When Margot Asquith heard of the new appointment, she wrote in her diary: “ We are out: it can only be a question of time now when we shall have to leave Downing Street.”
h
Her husband did not take an equally dramatic view. He saw the outcome rather as a more or less satisfactory solution which he had managed to find for another wearisome problem.
After this War Office arrangement the remainder of the summer of 1916 unfolded itself without much encouragement. There was some light but also a great deal of heavy, lowering cloud. The Russians made sweeping progress in their offensive against the Austrians north of the Roumanian frontier. It was their outstanding success of the war. But on the Somme the British casualties mounted to unprecedented heights, without any corresponding gains.

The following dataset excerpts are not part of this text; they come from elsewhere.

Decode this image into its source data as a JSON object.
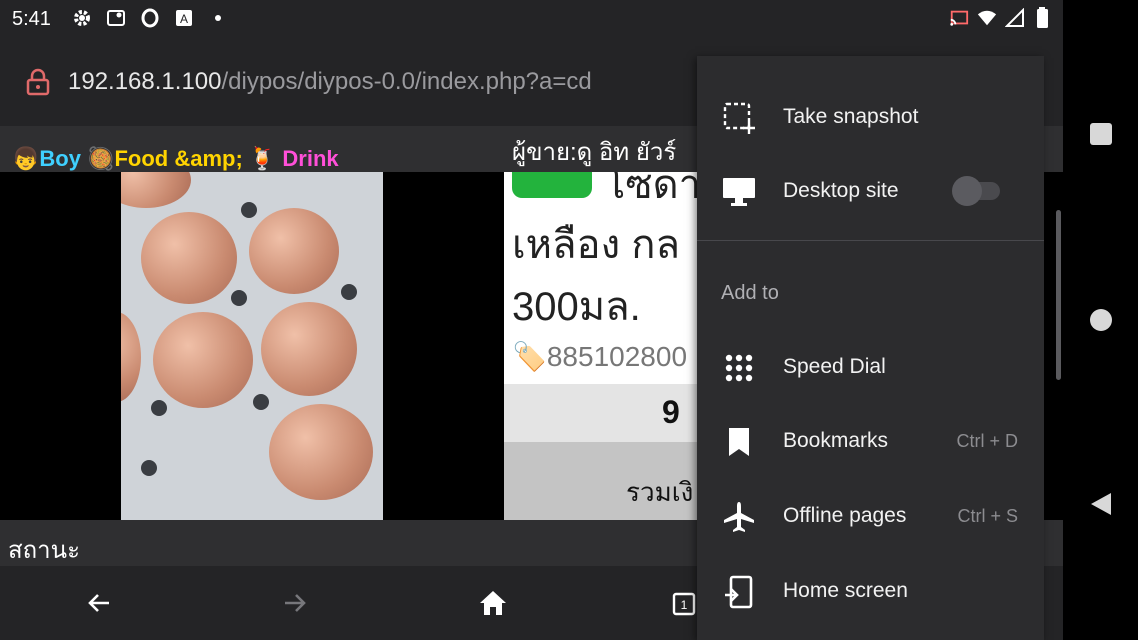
{
  "status_bar": {
    "time": "5:41",
    "left_icons": [
      "gear-icon",
      "photo-location-icon",
      "opera-icon",
      "a-icon",
      "dot-icon"
    ],
    "right_icons": [
      "cast-icon",
      "wifi-icon",
      "signal-icon",
      "battery-icon"
    ]
  },
  "url_bar": {
    "host": "192.168.1.100",
    "path": "/diypos/diypos-0.0/index.php?a=cd"
  },
  "page": {
    "brand_boy": "👦Boy ",
    "brand_food": "🥘Food &amp; ",
    "brand_drink": "🍹 Drink",
    "seller": "ผู้ขาย:ดู อิท ยัวร์",
    "product": {
      "badge_text": "โซดา",
      "name_line1": "เหลือง กล",
      "name_line2": "300มล.",
      "barcode": "🏷️885102800",
      "quantity": "9",
      "total_label": "รวมเงิ"
    },
    "status_label": "สถานะ"
  },
  "bottom_bar": {
    "tab_count": "1"
  },
  "menu": {
    "take_snapshot": "Take snapshot",
    "desktop_site": "Desktop site",
    "desktop_site_enabled": false,
    "section_add_to": "Add to",
    "speed_dial": "Speed Dial",
    "bookmarks": "Bookmarks",
    "bookmarks_shortcut": "Ctrl + D",
    "offline_pages": "Offline pages",
    "offline_pages_shortcut": "Ctrl + S",
    "home_screen": "Home screen"
  },
  "colors": {
    "chrome_bg": "#242426",
    "menu_bg": "#2c2c2e",
    "lock_red": "#e06a6a",
    "accent_green": "#23b33d"
  }
}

In the first twenty-four hours of this offensive there were 20,000 dead and 40,000 wounded. Within three weeks the casualties had risen to 120,000. At this stage there came the disappointment of the Irish failure. And in the shadow of it, in Han-key’s view, Asquith committed his greatest parliamentary blunder of the war. He agreed to Commissions of Inquiry into the Dardanelles expedition and the Mesopotamian failure which had culminated in the surrender of Kut in April. The trouble had started on June 14th, when Bonar Law had promised, with little consultation, to lay the Gallipoli papers before the House of Commons. The departments concerned protested violently. Such publication, they held, would have disastrous military and diplomatic consequences. As a result, after six weeks’ disputation by the War Council and the Cabinet, it was decided that the promise must be rescinded. Asquith announced this to the House on July 18th. His statement was badly received on all sides, and he and the
Cabinet felt forced, two days later, to offer the sop of secret Commissions of Inquiry with published reports.